Kommentar Giftgas in Syrien: Die „rote Linie“ vor Augen

Noch fehlen die letzten Beweise über den Einsatz von Giftgas in Syrien. Doch das Unvorstellbare wird vorstellbar. Die Gewalt kennt kaum noch Grenzen.

Die Opfer des Bürgerkriegs werden oftmals in Massengräbern begraben. Bild: dpa/sana

Plötzlich wird das Unvorstellbare vorstellbar. Restlos bewiesen sind die jüngsten Berichte zwar bislang nicht, wonach Syriens Armee jetzt in großem Stil Chemiewaffen gegen Zivilisten in Dörfern im Umland der Hauptstadt Damaskus eingesetzt und dabei Hunderte von Menschen getötet hat. Aber das vorliegende Foto- und Videomaterial ist eindrücklich und beklemmend.

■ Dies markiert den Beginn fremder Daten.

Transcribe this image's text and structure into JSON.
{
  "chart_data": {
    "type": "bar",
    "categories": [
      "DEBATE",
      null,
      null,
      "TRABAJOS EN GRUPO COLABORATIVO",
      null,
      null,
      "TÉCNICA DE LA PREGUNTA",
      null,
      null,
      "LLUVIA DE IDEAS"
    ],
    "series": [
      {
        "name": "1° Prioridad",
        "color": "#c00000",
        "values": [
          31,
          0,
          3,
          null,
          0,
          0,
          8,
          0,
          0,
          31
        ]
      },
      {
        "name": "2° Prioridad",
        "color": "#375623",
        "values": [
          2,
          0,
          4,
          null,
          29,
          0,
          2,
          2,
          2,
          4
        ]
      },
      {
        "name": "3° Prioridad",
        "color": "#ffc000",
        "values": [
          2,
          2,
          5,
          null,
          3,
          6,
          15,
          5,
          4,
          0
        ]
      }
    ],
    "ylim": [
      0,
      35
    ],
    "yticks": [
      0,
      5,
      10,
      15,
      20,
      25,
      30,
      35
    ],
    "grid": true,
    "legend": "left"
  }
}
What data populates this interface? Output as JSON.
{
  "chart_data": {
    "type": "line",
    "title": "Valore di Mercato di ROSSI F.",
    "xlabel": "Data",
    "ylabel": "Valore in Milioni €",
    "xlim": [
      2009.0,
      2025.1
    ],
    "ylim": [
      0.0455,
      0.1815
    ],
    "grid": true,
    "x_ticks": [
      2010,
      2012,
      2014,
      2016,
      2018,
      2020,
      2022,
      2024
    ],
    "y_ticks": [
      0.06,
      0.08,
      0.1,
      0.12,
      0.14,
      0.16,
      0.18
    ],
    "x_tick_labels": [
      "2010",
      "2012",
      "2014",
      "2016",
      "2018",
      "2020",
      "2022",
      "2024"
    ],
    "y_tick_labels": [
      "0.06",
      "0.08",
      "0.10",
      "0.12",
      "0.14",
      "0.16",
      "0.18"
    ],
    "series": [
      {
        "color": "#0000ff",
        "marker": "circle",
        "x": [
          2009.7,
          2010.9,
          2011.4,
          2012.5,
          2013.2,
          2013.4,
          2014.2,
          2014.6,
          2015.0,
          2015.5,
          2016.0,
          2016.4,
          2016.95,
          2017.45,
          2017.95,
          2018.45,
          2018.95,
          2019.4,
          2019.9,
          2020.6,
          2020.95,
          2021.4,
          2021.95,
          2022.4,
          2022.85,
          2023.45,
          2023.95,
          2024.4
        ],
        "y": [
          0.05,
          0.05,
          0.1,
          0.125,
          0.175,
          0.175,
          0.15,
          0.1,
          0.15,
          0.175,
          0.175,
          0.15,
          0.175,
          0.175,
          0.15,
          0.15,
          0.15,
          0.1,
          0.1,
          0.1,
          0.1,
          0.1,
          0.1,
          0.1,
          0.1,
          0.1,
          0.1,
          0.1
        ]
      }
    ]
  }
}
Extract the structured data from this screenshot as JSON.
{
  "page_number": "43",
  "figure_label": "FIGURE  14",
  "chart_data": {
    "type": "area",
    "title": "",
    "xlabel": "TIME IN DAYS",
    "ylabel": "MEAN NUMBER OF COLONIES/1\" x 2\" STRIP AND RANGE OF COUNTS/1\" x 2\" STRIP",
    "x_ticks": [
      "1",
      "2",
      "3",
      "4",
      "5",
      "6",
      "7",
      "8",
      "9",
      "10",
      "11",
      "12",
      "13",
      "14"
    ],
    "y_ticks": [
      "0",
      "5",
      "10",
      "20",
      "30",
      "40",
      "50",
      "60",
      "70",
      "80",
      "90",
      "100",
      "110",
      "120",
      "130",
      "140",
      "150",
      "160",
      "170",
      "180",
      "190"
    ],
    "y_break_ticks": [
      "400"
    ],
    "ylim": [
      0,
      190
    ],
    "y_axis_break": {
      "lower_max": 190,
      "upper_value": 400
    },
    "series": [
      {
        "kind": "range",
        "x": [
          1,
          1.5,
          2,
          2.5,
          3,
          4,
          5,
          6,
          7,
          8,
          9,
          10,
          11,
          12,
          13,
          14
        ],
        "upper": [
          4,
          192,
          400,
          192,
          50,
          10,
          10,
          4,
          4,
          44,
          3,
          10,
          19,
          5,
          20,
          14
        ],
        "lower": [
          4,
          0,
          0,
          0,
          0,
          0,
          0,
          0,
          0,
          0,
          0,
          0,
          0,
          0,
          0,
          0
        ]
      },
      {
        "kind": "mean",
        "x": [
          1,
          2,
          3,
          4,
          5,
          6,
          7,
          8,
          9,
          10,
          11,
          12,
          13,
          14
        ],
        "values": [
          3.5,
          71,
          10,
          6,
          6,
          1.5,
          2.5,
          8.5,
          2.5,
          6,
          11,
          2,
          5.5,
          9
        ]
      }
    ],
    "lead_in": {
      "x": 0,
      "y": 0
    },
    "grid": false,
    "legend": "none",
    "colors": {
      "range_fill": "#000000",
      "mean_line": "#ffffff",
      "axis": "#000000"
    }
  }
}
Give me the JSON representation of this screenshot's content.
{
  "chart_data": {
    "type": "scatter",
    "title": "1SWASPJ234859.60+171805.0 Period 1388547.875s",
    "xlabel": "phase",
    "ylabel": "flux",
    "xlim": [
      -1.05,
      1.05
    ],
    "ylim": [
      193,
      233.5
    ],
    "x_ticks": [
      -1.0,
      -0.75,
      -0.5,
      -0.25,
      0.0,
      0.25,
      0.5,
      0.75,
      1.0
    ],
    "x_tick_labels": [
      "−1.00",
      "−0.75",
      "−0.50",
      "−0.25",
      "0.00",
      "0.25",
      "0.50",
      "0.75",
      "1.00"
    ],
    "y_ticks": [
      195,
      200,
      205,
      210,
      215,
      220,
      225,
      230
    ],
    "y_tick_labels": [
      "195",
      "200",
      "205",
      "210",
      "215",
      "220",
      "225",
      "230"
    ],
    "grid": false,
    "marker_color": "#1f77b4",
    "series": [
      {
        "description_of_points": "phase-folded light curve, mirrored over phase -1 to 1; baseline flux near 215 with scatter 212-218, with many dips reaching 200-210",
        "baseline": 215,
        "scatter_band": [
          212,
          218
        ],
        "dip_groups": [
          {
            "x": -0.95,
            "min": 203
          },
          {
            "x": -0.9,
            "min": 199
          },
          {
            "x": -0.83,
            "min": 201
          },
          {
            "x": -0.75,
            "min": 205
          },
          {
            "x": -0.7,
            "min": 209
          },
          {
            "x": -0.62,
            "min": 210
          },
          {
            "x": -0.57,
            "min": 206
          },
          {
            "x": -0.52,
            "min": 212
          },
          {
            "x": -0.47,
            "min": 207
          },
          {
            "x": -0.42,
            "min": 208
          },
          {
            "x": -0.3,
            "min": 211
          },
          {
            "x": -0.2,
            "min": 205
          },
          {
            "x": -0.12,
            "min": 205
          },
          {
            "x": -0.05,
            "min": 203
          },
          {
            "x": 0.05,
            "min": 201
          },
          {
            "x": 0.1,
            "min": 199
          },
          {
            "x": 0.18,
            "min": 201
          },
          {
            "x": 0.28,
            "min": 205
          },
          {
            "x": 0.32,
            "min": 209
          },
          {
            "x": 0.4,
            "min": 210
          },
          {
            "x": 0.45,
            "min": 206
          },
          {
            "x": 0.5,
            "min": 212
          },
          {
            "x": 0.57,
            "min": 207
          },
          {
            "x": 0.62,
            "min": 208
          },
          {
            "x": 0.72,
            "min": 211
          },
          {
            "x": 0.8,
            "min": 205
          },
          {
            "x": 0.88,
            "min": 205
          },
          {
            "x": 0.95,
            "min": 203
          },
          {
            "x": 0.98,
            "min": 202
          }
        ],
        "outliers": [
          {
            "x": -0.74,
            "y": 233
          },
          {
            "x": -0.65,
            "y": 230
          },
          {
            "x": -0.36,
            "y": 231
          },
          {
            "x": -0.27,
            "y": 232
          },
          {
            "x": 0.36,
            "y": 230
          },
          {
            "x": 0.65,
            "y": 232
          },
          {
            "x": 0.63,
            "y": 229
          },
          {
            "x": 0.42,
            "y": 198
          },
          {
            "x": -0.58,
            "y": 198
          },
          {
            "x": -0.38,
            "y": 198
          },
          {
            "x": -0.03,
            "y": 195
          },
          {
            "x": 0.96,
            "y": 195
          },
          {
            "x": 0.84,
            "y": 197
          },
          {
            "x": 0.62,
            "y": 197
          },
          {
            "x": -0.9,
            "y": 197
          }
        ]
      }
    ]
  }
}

Nachdem der syrische Krieg bereits über 100.000 Tote gefordert hat, ist ein solches Kriegsverbrechen keineswegs auszuschließen. Und nachdem erst vor einer Woche Ägyptens Armee vor laufenden Kameras mitten in der Hauptstadt Kairo Hunderte von Demonstranten massakrieren konnte, ohne dass auch nur die Androhung internationaler Strafmaßnahmen folgte, braucht Assad sich in Syrien erst recht keine Sorgen zu machen.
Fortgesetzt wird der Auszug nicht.